Someone is going to have to explain how the city can put some much time and effort into making this street bike exclusive, and yet pretty much the entire length from 15th to 33rd is awfully worn out, and unsafe, when considering the paving. Does the city have plans to repave at any point, or do they just not consider even a partially adequate paving of the roadway to be a feature of “one of the best bike corridors in the city”?

ScottB
Guest
ScottB

Neighborhood greenways are identified to receive more frequent maintenance than other local service streets (which currently get none).

borgbike
Guest

Not sure why this took so long to get implemented however it is appreciated by this user of the Going Boulevard.

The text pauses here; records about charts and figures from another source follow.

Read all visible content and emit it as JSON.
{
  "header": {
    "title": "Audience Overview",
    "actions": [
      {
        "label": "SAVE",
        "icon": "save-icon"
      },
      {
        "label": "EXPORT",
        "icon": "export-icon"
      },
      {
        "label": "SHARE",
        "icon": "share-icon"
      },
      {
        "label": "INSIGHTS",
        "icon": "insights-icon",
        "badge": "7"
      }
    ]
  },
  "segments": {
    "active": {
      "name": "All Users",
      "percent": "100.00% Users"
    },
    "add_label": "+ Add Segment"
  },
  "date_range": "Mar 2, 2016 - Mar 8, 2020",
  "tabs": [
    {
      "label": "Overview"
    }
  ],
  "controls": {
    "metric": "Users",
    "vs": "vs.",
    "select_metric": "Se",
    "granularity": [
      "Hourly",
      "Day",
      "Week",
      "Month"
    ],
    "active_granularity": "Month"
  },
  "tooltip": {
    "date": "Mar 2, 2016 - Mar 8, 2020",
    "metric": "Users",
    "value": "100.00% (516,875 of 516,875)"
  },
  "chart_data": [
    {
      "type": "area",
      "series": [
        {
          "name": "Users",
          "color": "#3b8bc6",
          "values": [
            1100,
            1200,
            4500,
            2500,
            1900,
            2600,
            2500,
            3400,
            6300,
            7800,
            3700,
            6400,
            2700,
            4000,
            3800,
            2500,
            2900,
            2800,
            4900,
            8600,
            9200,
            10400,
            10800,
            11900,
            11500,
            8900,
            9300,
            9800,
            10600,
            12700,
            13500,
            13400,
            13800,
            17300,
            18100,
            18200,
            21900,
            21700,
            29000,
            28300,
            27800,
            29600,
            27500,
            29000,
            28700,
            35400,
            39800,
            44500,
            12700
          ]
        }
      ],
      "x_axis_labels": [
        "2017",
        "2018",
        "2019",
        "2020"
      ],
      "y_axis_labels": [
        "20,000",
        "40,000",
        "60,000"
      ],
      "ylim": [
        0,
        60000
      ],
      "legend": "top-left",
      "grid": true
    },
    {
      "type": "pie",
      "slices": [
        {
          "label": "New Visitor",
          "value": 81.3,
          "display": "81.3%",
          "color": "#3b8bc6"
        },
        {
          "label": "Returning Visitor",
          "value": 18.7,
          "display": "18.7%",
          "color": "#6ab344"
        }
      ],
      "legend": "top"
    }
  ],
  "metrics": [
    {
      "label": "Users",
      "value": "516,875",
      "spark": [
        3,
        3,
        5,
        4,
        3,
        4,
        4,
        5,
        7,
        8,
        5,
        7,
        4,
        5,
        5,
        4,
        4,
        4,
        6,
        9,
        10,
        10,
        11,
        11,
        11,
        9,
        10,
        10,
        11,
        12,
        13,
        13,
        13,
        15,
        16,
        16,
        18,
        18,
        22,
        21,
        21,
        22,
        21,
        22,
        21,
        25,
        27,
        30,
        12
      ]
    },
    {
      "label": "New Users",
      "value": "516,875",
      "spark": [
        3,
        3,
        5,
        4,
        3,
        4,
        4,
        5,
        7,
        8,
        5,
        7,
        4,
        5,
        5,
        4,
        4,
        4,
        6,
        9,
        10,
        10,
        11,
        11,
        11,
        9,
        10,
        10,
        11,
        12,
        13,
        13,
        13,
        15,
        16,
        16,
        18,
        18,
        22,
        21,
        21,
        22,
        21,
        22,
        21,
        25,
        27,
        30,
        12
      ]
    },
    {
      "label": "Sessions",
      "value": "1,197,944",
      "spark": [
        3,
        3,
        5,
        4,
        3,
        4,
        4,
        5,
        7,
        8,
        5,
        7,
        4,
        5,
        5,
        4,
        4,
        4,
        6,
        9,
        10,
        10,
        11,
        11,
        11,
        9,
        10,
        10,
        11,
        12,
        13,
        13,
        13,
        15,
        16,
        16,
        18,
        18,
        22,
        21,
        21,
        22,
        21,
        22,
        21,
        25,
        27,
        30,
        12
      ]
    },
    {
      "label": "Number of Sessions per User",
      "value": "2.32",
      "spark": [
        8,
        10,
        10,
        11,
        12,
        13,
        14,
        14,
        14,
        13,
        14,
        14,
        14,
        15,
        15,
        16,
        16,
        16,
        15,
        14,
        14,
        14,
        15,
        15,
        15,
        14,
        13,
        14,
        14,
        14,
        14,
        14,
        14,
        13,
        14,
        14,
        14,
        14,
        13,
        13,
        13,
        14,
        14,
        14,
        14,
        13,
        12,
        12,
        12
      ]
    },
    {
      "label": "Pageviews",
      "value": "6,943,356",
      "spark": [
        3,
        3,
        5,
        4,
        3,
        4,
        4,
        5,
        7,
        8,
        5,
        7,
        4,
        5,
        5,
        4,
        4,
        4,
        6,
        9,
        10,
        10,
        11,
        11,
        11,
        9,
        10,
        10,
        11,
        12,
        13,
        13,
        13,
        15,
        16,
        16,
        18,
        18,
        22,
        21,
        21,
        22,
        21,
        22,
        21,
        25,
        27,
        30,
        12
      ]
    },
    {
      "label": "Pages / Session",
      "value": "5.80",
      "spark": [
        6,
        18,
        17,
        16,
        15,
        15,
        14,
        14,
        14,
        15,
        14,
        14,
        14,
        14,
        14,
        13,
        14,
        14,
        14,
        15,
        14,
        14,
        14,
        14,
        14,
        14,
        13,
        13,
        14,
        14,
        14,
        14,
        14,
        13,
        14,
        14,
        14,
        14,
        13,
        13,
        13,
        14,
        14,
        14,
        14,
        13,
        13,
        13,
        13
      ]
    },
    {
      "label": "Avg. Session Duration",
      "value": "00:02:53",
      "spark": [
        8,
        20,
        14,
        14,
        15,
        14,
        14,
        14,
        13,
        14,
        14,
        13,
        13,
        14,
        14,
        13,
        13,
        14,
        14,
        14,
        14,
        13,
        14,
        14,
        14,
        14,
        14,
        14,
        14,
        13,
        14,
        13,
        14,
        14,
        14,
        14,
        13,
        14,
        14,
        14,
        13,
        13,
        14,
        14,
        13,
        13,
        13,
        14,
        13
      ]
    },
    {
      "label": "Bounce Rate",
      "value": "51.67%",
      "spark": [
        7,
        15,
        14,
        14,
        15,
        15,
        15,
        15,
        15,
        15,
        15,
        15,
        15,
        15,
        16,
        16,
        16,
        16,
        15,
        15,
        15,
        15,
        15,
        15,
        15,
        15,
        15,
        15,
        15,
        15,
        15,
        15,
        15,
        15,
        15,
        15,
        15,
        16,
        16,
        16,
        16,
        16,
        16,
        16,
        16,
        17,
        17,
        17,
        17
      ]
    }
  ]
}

Does anyone else wonder if more would benefit by switching the stop sign at Going and 7th so traffic on 7th had to stop instead of bikes on Going? I wonder if the bike traffic on Going is now more than the car traffic on 7th. Not sure but I get that impression. Would a majority of bikes on Going be enough to over come car chauvinism?

ScottB
Guest
ScottB

A maintenance request to replace downed candlesticks has already been forwarded to the Bureau of Maintenance.